Sobre o filme propriamente dito, talvez o melhor elogio que se possa ser feito é que parece menos datado hoje do que quando Nicholas Ray assinou o seu remake em 1961. O lado mudo da obra confere-lhe nos tempos correntes uma certa qualidade sacra que quase nos leva a acreditar, tal como no Cinema Condes em 1928, de que aquele na tela é mesmo o verdadeiro Jesus Cristo e que as imagens que estamos a ver são na realidade parte de peça de arqueologia recuperada de há 2000 mil anos atrás.

O Rei dos Reis definiu para sempre o tom do género Bíblico,  confirmou durante mais de quatro décadas (e de certa forma até aos nossos dias) o rosto sereno e loiro do actor H.B. Warner como o modelo pelo qual todos os outros Cristos que o sucederam foram comparados. Trouxe avanços a níveis técnicos, de iluminação e efeitos especiais tão importantes como O Último dos Homens (1924) ou Metropolis (1927) , naquele que é o mais notável trabalho a preto e branco do director de fotografia J. Peverell Marley (fiel escudeiro de DeMille). 
Tal como Griffith fizera em O Nascimento de Uma Nação, desde cedo que o Cinema de DeMille reclama para a Sétima Arte a mesma legitimidade e grandiosidade artística da Escrita ou da Pintura, e talvez por isso mesmo os temas sacros tenham sido tão recorrentes e fulcrais na sua obra. 

Não se tratando do mais grandioso dos seus filmes Bíblicos (apenas porque esse titulo fica eternamente reservado a Os Dez Mandamentos (1956) ), esta é a obra que melhor representa DeMille enquanto realizador do mudo e nos leva a compreender porque é que foi dos poucos Autores (ao contrário de mestres como Griffith ou Stroheim), a conseguir saltar com sucesso para o cinema sonoro. 
Para retratar a vida de Cristo, DeMille supera-se e leva aos limites as capacidades do cinema da época.
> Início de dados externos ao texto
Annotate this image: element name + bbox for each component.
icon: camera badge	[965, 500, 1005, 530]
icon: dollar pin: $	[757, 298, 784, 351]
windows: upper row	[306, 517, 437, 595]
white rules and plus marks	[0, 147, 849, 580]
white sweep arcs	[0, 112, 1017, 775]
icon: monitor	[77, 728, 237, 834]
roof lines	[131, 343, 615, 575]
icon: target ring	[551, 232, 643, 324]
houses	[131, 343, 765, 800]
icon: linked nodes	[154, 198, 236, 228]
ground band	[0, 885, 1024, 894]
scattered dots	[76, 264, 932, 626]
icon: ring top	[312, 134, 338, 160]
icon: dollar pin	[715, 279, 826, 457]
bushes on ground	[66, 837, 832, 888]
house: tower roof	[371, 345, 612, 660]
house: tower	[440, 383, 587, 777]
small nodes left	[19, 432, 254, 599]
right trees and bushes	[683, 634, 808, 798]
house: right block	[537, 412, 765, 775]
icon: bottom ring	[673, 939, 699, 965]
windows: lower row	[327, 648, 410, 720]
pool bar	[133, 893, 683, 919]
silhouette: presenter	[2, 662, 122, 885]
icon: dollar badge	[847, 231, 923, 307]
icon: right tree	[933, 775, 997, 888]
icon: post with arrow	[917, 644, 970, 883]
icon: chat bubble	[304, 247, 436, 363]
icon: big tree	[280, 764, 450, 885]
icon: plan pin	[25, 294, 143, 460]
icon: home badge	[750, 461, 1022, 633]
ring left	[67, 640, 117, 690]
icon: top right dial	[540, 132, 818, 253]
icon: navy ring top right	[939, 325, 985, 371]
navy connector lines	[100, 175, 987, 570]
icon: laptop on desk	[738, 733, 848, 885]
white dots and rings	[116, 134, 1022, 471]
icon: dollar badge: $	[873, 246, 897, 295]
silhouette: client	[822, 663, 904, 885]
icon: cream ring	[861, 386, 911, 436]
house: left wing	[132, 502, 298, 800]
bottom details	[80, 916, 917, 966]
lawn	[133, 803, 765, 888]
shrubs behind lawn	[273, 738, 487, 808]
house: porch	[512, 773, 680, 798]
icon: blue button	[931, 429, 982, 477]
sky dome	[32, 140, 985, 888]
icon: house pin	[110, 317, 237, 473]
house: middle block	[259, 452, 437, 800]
A monumentalidade épica, a sua assinatura enquanto realizador,  está patente em todo o filme (e salta à memória o terramoto que ocorre após a crucificação, de uma escala equivalente ao separar das águas em Os 10 Mandamentos), mas está da mesma forma presente a sua sensibilidade narrativa, a naturalidade com que os seus actores representam e com que cada uma das cenas se desenrola. Mais do que recriar quadros renascentistas e dar-lhes vida, o realizador serve-se de um imaginário colectivo sacro e confere-lhe uma fluidez e vida que nos faz esquecer que não estamos a assistir a momentos dialogados. 

E assim o filme fala sem necessitar de som.


From the Manger to the Cross (1912) e Intolerância (1916) podem ter-nos dado as primeiras versões da história de Cristo, Jesus de Nazareth (1977) e A Paixão de Cristo (2004) as suas interpretações mais realistas, A Vida de Brian o lado subversivo e pela sua natureza épica de aventura e simultânea presença e omissão do Messias, Ben-Hur é (e bem) o filme que pauta todas as Páscoas. 

Mas passados 76 anos O Rei dos Reis de DeMill continua a ser A Obra de Hollywood sobre a vida de Jesus Cristo, e um clássico incontornável para esta época do ano.